RNA-seq ALIGNMENTS/TOPHAT/CUFFLINKS

Hawaiian reads from available RNA-seq projects (313,124,440 reads) (Stoeckius ) were aligned to the Hawaiian genome using TopHat (–b2-fast) (Trapnell ), and BAM files were generated containing the resulting 215,316,914 aligned reads. Cufflinks (–min-frags-per-transfrag 5–min-intron-length 25–trim-3-avgcov-thresh 5 -p 8) created 31,965 transcript predictions (30,199 genes) composed of 91,185 exons (84,461 different exons) (Trapnell ).

Genefinder

Using the C. elegans table files, we ran Genefinder (version 1.1; P. Green, unpublished results; -orfcutoff -0.5 -intron3cutoff -0.5 -intron5cutoff -0.5) to provide de novo gene prediction in the Hawaiian genome.

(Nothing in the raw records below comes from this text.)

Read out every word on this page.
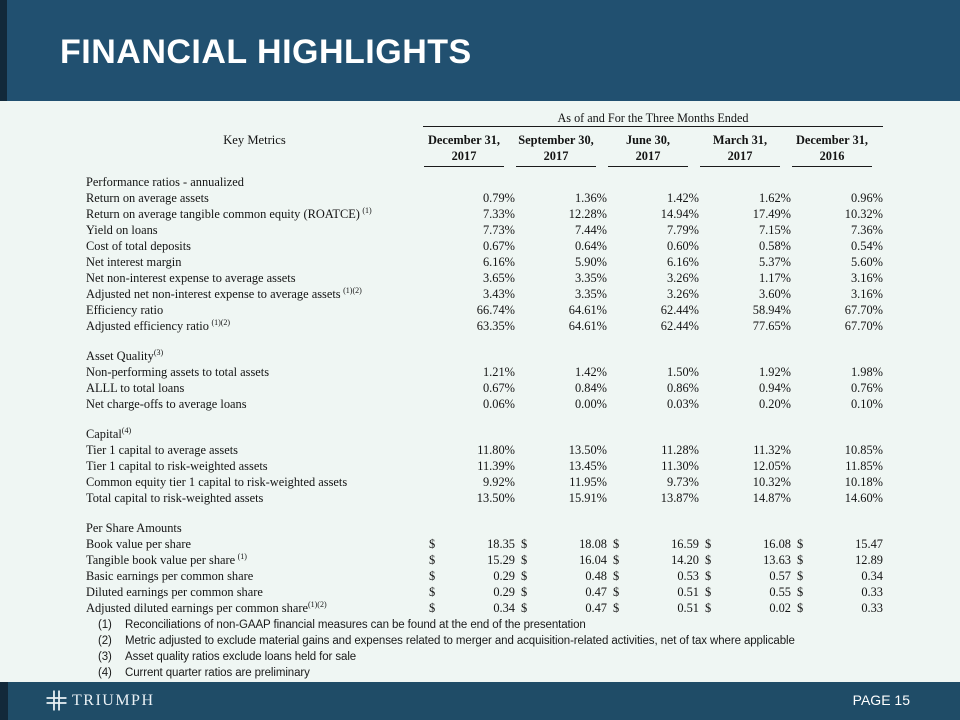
FINANCIAL HIGHLIGHTS
	As of and For the Three Months Ended				
Key Metrics	December 31,	September 30,	June 30,	March 31,	December 31,

	2017	2017	2017	2017	2016

Performance ratios - annualized					
Return on average assets	0.79%	1.36%	1.42%	1.62%	0.96%
Return on average tangible common equity (ROATCE)  $^{(1)}$	7.33%	12.28%	14.94%	17.49%	10.32%
Yield on loans	7.73%	7.44%	7.79%	7.15%	7.36%
Cost of total deposits	0.67%	0.64%	0.60%	0.58%	0.54%
Net interest margin	6.16%	5.90%	6.16%	5.37%	5.60%
Net non-interest expense to average assets	3.65%	3.35%	3.26%	1.17%	3.16%
Adjusted net non-interest expense to average assets  $^{(1)(2)}$	3.43%	3.35%	3.26%	3.60%	3.16%
Efficiency ratio	66.74%	64.61%	62.44%	58.94%	67.70%
Adjusted efficiency ratio  $^{(1)(2)}$	63.35%	64.61%	62.44%	77.65%	67.70%

Asset Quality$^{(3)}$
Non-performing assets to total assets	1.21%	1.42%	1.50%	1.92%	1.98%
ALLL to total loans	0.67%	0.84%	0.86%	0.94%	0.76%
Net charge-offs to average loans	0.06%	0.00%	0.03%	0.20%	0.10%

Capital$^{(4)}$
Tier 1 capital to average assets	11.80%	13.50%	11.28%	11.32%	10.85%
Tier 1 capital to risk-weighted assets	11.39%	13.45%	11.30%	12.05%	11.85%
Common equity tier 1 capital to risk-weighted assets	9.92%	11.95%	9.73%	10.32%	10.18%
Total capital to risk-weighted assets	13.50%	15.91%	13.87%	14.87%	14.60%

Per Share Amounts					
Book value per share	$ 18.35	$ 18.08	$ 16.59	$ 16.08	$ 15.47

Tangible book value per share  $^{(1)}$	$ 15.29	$ 16.04	$ 14.20	$ 13.63	$ 12.89

Basic earnings per common share	$ 0.29	$ 0.48	$ 0.53	$ 0.57	$ 0.34

Diluted earnings per common share	$ 0.29	$ 0.47	$ 0.51	$ 0.55	$ 0.33

Adjusted diluted earnings per common share$^{(1)(2)}$	$ 0.34	$ 0.47	$ 0.51	$ 0.02	$ 0.33
(1)	Reconciliations of non-GAAP financial measures can be found at the end of the presentation
(2)	Metric adjusted to exclude material gains and expenses related to merger and acquisition-related activities, net of tax where applicable
(3)	Asset quality ratios exclude loans held for sale
(4)	Current quarter ratios are preliminary
TRIUMPH	PAGE 15
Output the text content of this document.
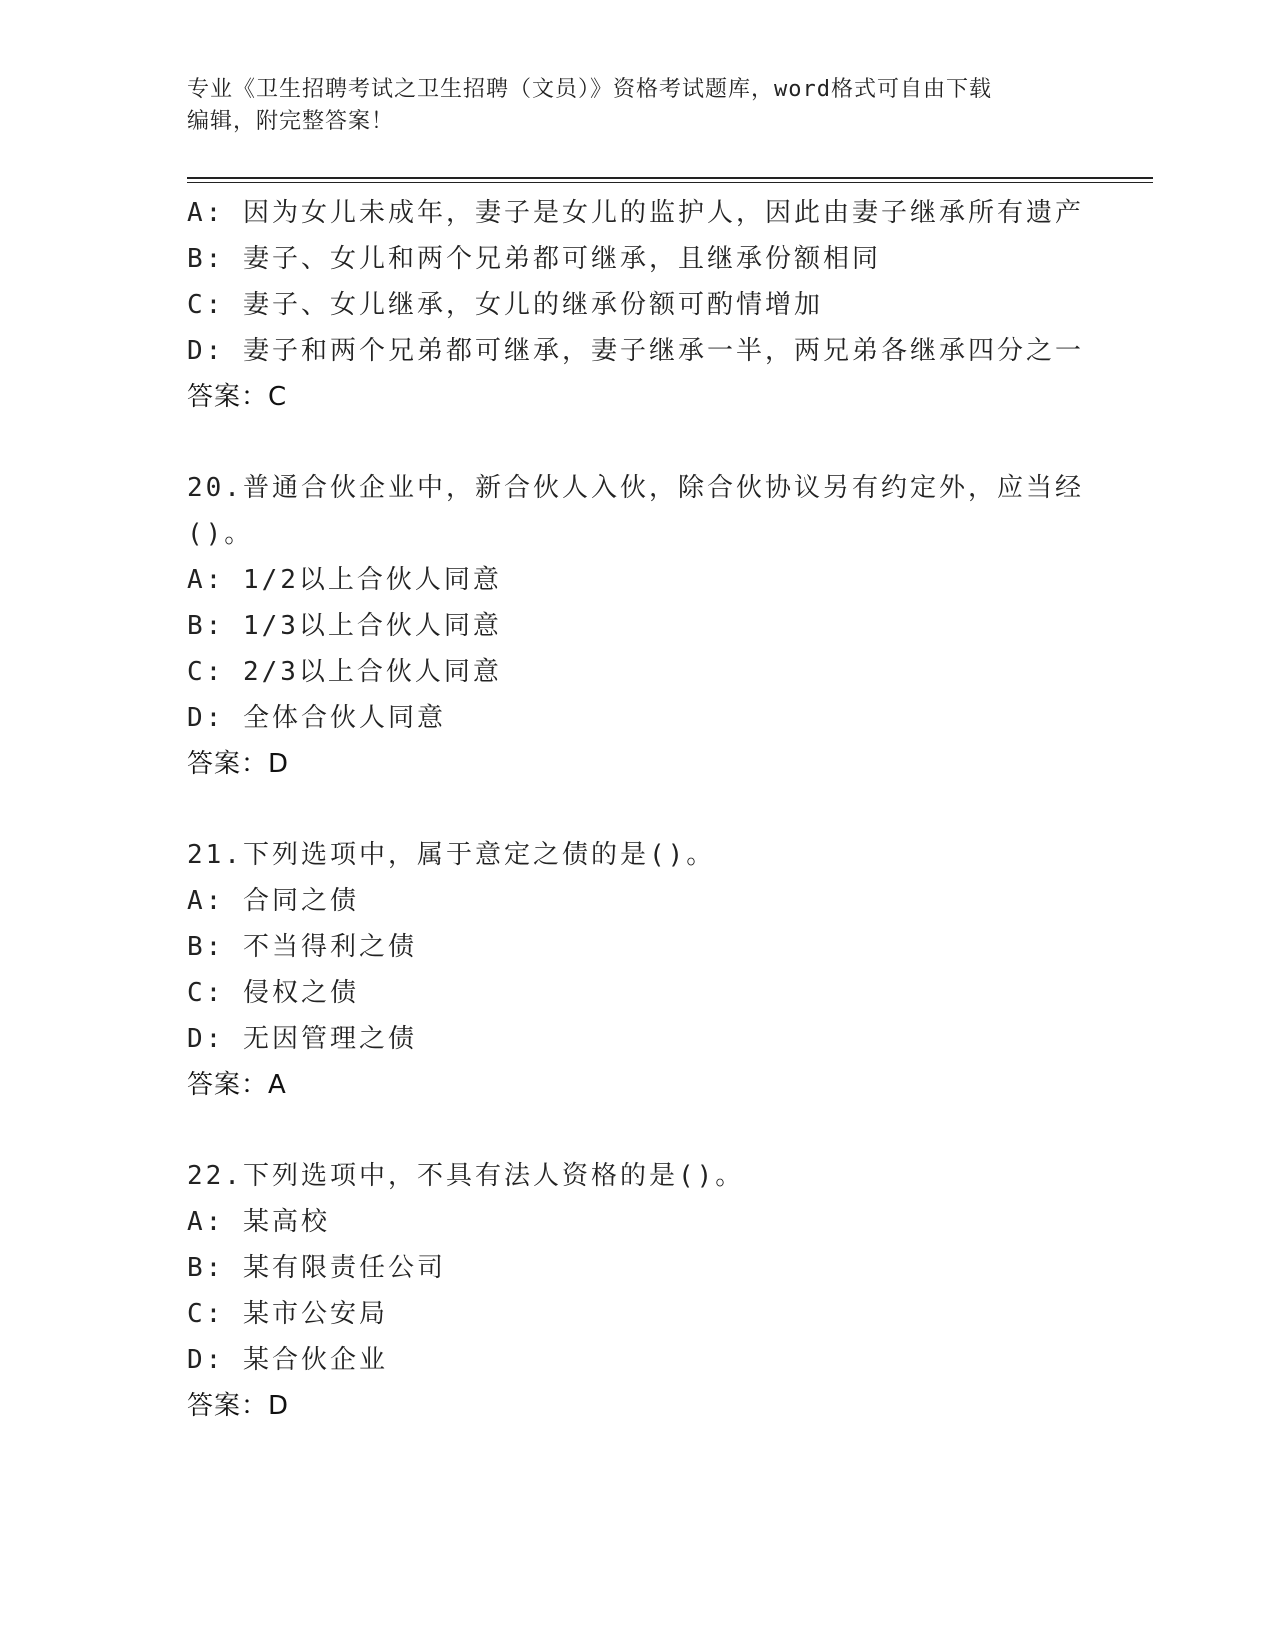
专业《卫生招聘考试之卫生招聘（文员）》资格考试题库，word格式可自由下载
编辑，附完整答案！
A: 因为女儿未成年，妻子是女儿的监护人，因此由妻子继承所有遗产
B: 妻子、女儿和两个兄弟都可继承，且继承份额相同
C: 妻子、女儿继承，女儿的继承份额可酌情增加
D: 妻子和两个兄弟都可继承，妻子继承一半，两兄弟各继承四分之一
答案：C
20.普通合伙企业中，新合伙人入伙，除合伙协议另有约定外，应当经
()。
A: 1/2以上合伙人同意
B: 1/3以上合伙人同意
C: 2/3以上合伙人同意
D: 全体合伙人同意
答案：D
21.下列选项中，属于意定之债的是()。
A: 合同之债
B: 不当得利之债
C: 侵权之债
D: 无因管理之债
答案：A
22.下列选项中，不具有法人资格的是()。
A: 某高校
B: 某有限责任公司
C: 某市公安局
D: 某合伙企业
答案：D
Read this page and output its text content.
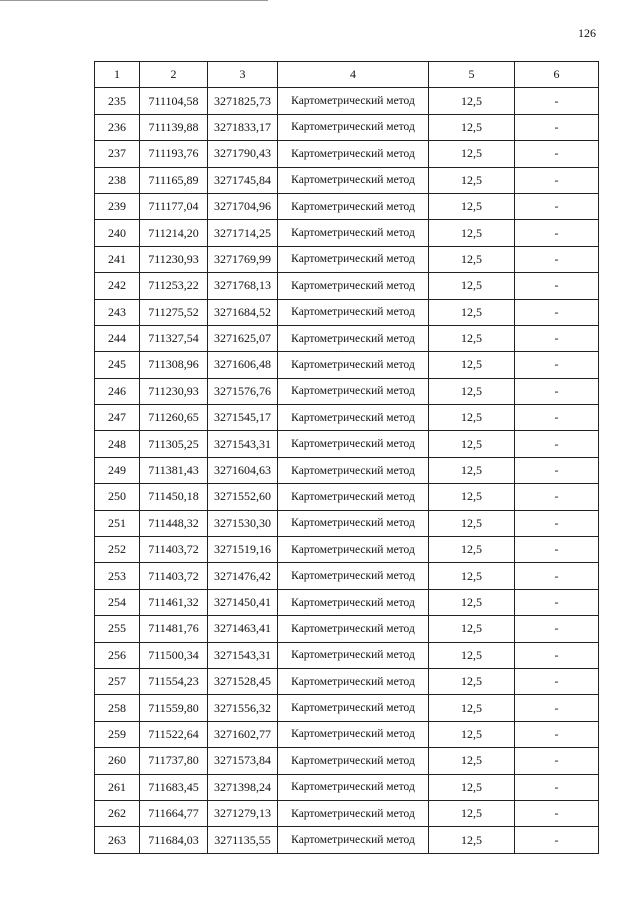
126
1	2	3	4	5	6
235	711104,58	3271825,73	Картометрический метод	12,5	-
236	711139,88	3271833,17	Картометрический метод	12,5	-
237	711193,76	3271790,43	Картометрический метод	12,5	-
238	711165,89	3271745,84	Картометрический метод	12,5	-
239	711177,04	3271704,96	Картометрический метод	12,5	-
240	711214,20	3271714,25	Картометрический метод	12,5	-
241	711230,93	3271769,99	Картометрический метод	12,5	-
242	711253,22	3271768,13	Картометрический метод	12,5	-
243	711275,52	3271684,52	Картометрический метод	12,5	-
244	711327,54	3271625,07	Картометрический метод	12,5	-
245	711308,96	3271606,48	Картометрический метод	12,5	-
246	711230,93	3271576,76	Картометрический метод	12,5	-
247	711260,65	3271545,17	Картометрический метод	12,5	-
248	711305,25	3271543,31	Картометрический метод	12,5	-
249	711381,43	3271604,63	Картометрический метод	12,5	-
250	711450,18	3271552,60	Картометрический метод	12,5	-
251	711448,32	3271530,30	Картометрический метод	12,5	-
252	711403,72	3271519,16	Картометрический метод	12,5	-
253	711403,72	3271476,42	Картометрический метод	12,5	-
254	711461,32	3271450,41	Картометрический метод	12,5	-
255	711481,76	3271463,41	Картометрический метод	12,5	-
256	711500,34	3271543,31	Картометрический метод	12,5	-
257	711554,23	3271528,45	Картометрический метод	12,5	-
258	711559,80	3271556,32	Картометрический метод	12,5	-
259	711522,64	3271602,77	Картометрический метод	12,5	-
260	711737,80	3271573,84	Картометрический метод	12,5	-
261	711683,45	3271398,24	Картометрический метод	12,5	-
262	711664,77	3271279,13	Картометрический метод	12,5	-
263	711684,03	3271135,55	Картометрический метод	12,5	-
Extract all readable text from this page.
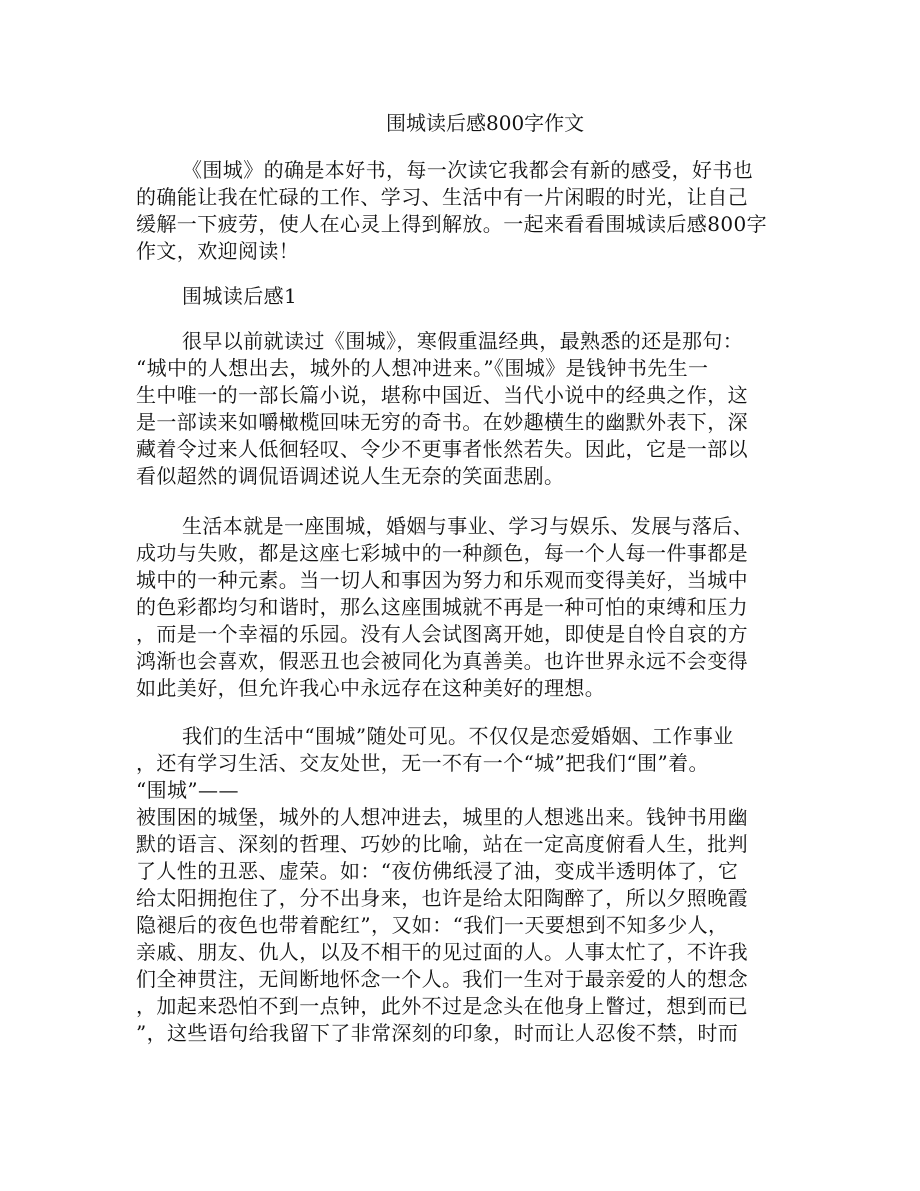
围城读后感800字作文
《围城》的确是本好书，每一次读它我都会有新的感受，好书也
的确能让我在忙碌的工作、学习、生活中有一片闲暇的时光，让自己
缓解一下疲劳，使人在心灵上得到解放。一起来看看围城读后感800字
作文，欢迎阅读！
围城读后感1
很早以前就读过《围城》，寒假重温经典，最熟悉的还是那句：
“城中的人想出去，城外的人想冲进来。”《围城》是钱钟书先生一
生中唯一的一部长篇小说，堪称中国近、当代小说中的经典之作，这
是一部读来如嚼橄榄回味无穷的奇书。在妙趣横生的幽默外表下，深
藏着令过来人低徊轻叹、令少不更事者怅然若失。因此，它是一部以
看似超然的调侃语调述说人生无奈的笑面悲剧。
生活本就是一座围城，婚姻与事业、学习与娱乐、发展与落后、
成功与失败，都是这座七彩城中的一种颜色，每一个人每一件事都是
城中的一种元素。当一切人和事因为努力和乐观而变得美好，当城中
的色彩都均匀和谐时，那么这座围城就不再是一种可怕的束缚和压力
，而是一个幸福的乐园。没有人会试图离开她，即使是自怜自哀的方
鸿渐也会喜欢，假恶丑也会被同化为真善美。也许世界永远不会变得
如此美好，但允许我心中永远存在这种美好的理想。
我们的生活中“围城”随处可见。不仅仅是恋爱婚姻、工作事业
，还有学习生活、交友处世，无一不有一个“城”把我们“围”着。
“围城”——
被围困的城堡，城外的人想冲进去，城里的人想逃出来。钱钟书用幽
默的语言、深刻的哲理、巧妙的比喻，站在一定高度俯看人生，批判
了人性的丑恶、虚荣。如：“夜仿佛纸浸了油，变成半透明体了，它
给太阳拥抱住了，分不出身来，也许是给太阳陶醉了，所以夕照晚霞
隐褪后的夜色也带着酡红”，又如：“我们一天要想到不知多少人，
亲戚、朋友、仇人，以及不相干的见过面的人。人事太忙了，不许我
们全神贯注，无间断地怀念一个人。我们一生对于最亲爱的人的想念
，加起来恐怕不到一点钟，此外不过是念头在他身上瞥过，想到而已
”，这些语句给我留下了非常深刻的印象，时而让人忍俊不禁，时而
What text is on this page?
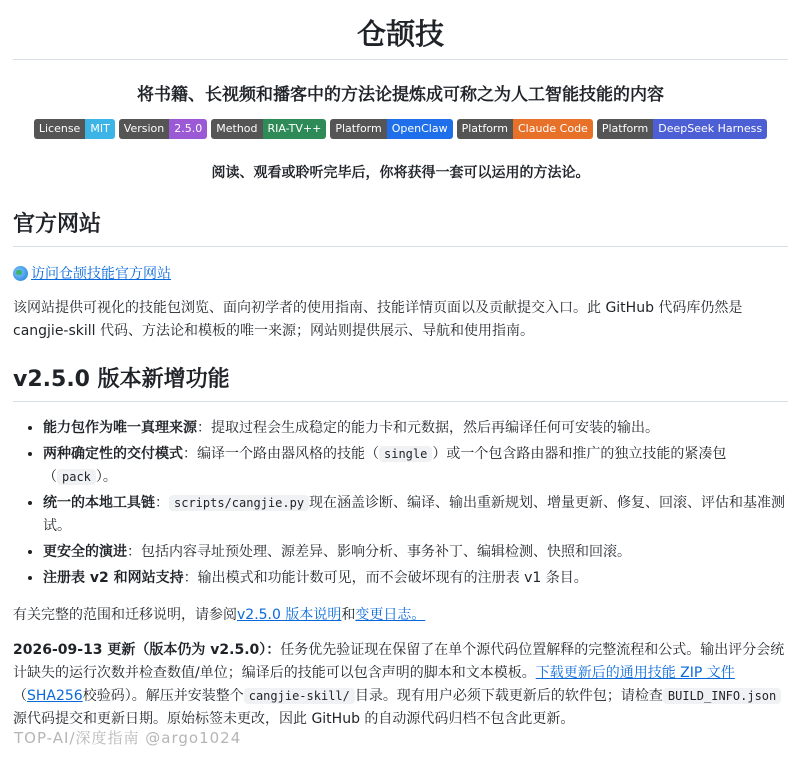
仓颉技
将书籍、长视频和播客中的方法论提炼成可称之为人工智能技能的内容
License MIT	Version 2.5.0	Method RIA-TV++	Platform OpenClaw	Platform Claude Code	Platform DeepSeek Harness
阅读、观看或聆听完毕后，你将获得一套可以运用的方法论。
官方网站
访问仓颉技能官方网站

该网站提供可视化的技能包浏览、面向初学者的使用指南、技能详情页面以及贡献提交入口。此 GitHub 代码库仍然是 cangjie-skill 代码、方法论和模板的唯一来源；网站则提供展示、导航和使用指南。

v2.5.0 版本新增功能
• 能力包作为唯一真理来源：提取过程会生成稳定的能力卡和元数据，然后再编译任何可安装的输出。
• 两种确定性的交付模式：编译一个路由器风格的技能（ single ）或一个包含路由器和推广的独立技能的紧凑包（ pack ）。
• 统一的本地工具链： scripts/cangjie.py 现在涵盖诊断、编译、输出重新规划、增量更新、修复、回滚、评估和基准测试。
• 更安全的演进：包括内容寻址预处理、源差异、影响分析、事务补丁、编辑检测、快照和回滚。
• 注册表 v2 和网站支持：输出模式和功能计数可见，而不会破坏现有的注册表 v1 条目。

有关完整的范围和迁移说明，请参阅v2.5.0 版本说明和变更日志。

2026-09-13 更新（版本仍为 v2.5.0）：任务优先验证现在保留了在单个源代码位置解释的完整流程和公式。输出评分会统计缺失的运行次数并检查数值/单位；编译后的技能可以包含声明的脚本和文本模板。下载更新后的通用技能 ZIP 文件（SHA256校验码）。解压并安装整个 cangjie-skill/ 目录。现有用户必须下载更新后的软件包；请检查 BUILD_INFO.json源代码提交和更新日期。原始标签未更改，因此 GitHub 的自动源代码归档不包含此更新。

TOP-AI/深度指南 @argo1024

A total of 22,261 transcripts were predicted, which were composed of 126,518 different exons.

Identifying N2 genes in Hawaiian

To identify C. elegans N2 genes in Hawaiian, the N2 predicted genes (WS240) were aligned against the Hawaiian genome using blat (-q = rna). Each N2 gene was aligned to the corresponding Hawaiian chromosome. At least partial alignments were obtained for 26,571 of the 26,769 genes.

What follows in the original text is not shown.